If people want to help you and they want to help the kids you work with, what should they do?

We need a lot of help. We need plenty of volunteers. Our website is at fhcenter.org, and it has plenty of the donations we need. We’re getting ready to have this amazing building. Finally, instead of a tent, we would like to have our students have a place under a roof and that is safe. So, we are fundraising for that. But we can use any help. I’m blessed and very much humbled that so many children are on our waiting list. They want to come to us. The community is embracing us as a health and nutrition hub. People look at us now and want to come and learn how to pickle can. So, we need a space, and we’ll take anybody’s heart, prayers, volunteers, and donations.
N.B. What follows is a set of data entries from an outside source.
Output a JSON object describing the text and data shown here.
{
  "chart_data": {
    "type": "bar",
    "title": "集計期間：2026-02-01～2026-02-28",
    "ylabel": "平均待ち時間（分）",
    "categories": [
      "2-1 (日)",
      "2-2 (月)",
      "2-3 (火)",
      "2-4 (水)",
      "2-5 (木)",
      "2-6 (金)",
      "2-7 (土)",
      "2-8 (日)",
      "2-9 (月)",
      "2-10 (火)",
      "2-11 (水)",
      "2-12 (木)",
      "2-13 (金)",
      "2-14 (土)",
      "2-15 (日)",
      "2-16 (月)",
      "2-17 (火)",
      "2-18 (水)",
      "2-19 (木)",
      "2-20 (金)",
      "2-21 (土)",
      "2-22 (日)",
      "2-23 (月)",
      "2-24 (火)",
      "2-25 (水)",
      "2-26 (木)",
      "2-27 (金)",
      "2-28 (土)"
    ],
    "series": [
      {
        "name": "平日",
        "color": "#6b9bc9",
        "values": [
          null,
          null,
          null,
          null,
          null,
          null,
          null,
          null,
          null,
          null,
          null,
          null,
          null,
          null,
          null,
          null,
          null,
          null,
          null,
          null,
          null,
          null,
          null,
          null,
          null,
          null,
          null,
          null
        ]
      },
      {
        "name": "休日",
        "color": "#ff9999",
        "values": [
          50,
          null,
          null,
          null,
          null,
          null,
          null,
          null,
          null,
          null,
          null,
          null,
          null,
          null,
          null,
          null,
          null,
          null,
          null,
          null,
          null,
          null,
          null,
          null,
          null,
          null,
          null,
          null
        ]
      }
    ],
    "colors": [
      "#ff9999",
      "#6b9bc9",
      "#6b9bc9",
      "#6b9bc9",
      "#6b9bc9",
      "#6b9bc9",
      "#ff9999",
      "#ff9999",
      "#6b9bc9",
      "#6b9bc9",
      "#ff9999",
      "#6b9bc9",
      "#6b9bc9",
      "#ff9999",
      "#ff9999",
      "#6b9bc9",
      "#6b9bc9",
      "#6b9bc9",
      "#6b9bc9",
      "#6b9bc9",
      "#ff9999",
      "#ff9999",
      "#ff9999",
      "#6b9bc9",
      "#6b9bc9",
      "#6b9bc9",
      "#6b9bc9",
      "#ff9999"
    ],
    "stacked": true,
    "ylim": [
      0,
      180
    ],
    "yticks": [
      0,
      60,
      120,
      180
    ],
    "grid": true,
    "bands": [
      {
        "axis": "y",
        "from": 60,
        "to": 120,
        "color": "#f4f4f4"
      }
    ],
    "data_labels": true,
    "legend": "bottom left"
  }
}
That’s amazing! All right, one final question. I ask everybody, if you had one book that you would recommend that everybody read, that you’re reading right now, or one that you go back to, what would it be?
I recommend reading Mother Teresa’s book. You learn how to put faith to work for you. You learn to be mission-driven and not evangelize. You learn to separate and look at every single person the same. She taught me how to do that.

 *Excerpts from this Q&A were taken from a podcast episode with Bekele in April 2023.